One further step down the rung is the idea that filters themselves can replace naturally occurring meteorological events - i.e. a "fog" filter, whether on camera or in post/editing, compared to natural (or man-made on location) fog. Filters, whether on camera or in post, may seem to simulate fog, but what occurs with regular fog is physically very different optically: the closer to the camera the subject appears, the less accumulated atmospheric haze is seen; the farther away, the more "foggy" the subject appears. So the idea of creating fog in camera or in post is at best a bad workaround. The same can be said with post effect filters like "diffusion" and "grain" - while useful tools in post, IMHO it is always more gratifying and effective to capitalize on the abilities (or idiosyncrasies) of your camera and the available light (and, of course, the filters on hand). These, to me, are your primary creative tools. Post/editing are secondary tools - to compensate for errors or to push an image to limits not attainable optically on location.

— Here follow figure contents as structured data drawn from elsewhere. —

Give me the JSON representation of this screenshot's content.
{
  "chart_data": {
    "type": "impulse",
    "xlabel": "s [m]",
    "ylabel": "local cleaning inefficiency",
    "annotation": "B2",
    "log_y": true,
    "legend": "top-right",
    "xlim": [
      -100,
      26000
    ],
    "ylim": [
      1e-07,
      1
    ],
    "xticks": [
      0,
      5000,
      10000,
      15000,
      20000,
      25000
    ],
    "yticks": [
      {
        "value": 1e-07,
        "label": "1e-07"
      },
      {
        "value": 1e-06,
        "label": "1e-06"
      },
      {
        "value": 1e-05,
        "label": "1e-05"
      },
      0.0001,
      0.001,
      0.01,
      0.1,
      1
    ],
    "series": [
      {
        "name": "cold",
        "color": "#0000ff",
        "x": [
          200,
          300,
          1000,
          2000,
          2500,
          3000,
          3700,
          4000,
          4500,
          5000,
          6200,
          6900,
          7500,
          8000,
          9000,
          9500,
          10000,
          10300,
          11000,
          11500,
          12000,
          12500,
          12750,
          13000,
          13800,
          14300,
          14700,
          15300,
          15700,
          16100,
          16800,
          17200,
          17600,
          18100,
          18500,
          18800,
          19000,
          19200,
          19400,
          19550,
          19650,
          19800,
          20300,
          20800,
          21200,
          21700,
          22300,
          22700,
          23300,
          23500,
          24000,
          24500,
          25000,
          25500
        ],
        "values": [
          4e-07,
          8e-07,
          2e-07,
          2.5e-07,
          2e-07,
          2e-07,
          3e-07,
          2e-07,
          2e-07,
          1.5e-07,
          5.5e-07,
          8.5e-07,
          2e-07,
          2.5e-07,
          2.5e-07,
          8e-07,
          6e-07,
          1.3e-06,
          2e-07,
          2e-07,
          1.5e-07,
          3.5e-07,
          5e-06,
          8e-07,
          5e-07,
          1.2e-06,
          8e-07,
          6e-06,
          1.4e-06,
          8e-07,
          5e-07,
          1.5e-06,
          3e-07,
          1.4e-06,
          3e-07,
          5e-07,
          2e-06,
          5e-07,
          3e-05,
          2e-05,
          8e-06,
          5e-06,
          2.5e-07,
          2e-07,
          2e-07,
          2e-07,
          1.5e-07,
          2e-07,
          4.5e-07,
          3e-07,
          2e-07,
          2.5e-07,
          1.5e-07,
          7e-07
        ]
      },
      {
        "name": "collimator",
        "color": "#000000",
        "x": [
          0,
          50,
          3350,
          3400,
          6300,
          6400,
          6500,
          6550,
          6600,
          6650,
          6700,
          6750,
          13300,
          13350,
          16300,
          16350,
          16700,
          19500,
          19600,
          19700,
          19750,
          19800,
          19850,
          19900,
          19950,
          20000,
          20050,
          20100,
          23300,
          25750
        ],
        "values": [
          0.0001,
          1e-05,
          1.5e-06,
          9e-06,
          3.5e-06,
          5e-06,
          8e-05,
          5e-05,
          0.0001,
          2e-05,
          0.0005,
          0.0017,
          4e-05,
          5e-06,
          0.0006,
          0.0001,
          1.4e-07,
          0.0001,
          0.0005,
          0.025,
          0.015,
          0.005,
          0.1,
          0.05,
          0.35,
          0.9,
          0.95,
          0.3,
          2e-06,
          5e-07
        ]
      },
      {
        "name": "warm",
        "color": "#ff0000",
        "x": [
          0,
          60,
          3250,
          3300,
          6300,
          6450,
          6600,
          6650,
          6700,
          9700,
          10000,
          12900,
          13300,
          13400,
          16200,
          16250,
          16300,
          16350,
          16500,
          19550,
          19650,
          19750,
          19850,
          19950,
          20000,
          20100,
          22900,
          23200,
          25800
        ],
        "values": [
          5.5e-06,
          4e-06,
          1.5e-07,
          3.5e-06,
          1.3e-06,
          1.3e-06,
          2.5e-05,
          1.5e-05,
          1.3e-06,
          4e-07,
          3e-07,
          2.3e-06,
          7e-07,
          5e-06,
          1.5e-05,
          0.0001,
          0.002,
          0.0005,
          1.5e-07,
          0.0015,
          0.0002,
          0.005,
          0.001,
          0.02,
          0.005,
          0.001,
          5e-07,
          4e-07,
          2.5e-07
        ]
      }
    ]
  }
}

So for me an ideal workflow (in order of occurrence but also of importance) is:

-choose a subject
-visualize what you want to do with it (thanks to monsieur Adams   )
-choose your filters, iso/filmstock,and exposure
-click the damn shutter!
-and finally adjust in post to complete that part of your vision unattainable optically or with the available light in post editing


...And that's my rant. Sorry, felt like waxing pedantic. I really am a fun guy, i swear!   (but a noobie here, so forgive the enthusiasm!)

Cheers,

jbarrettash


----------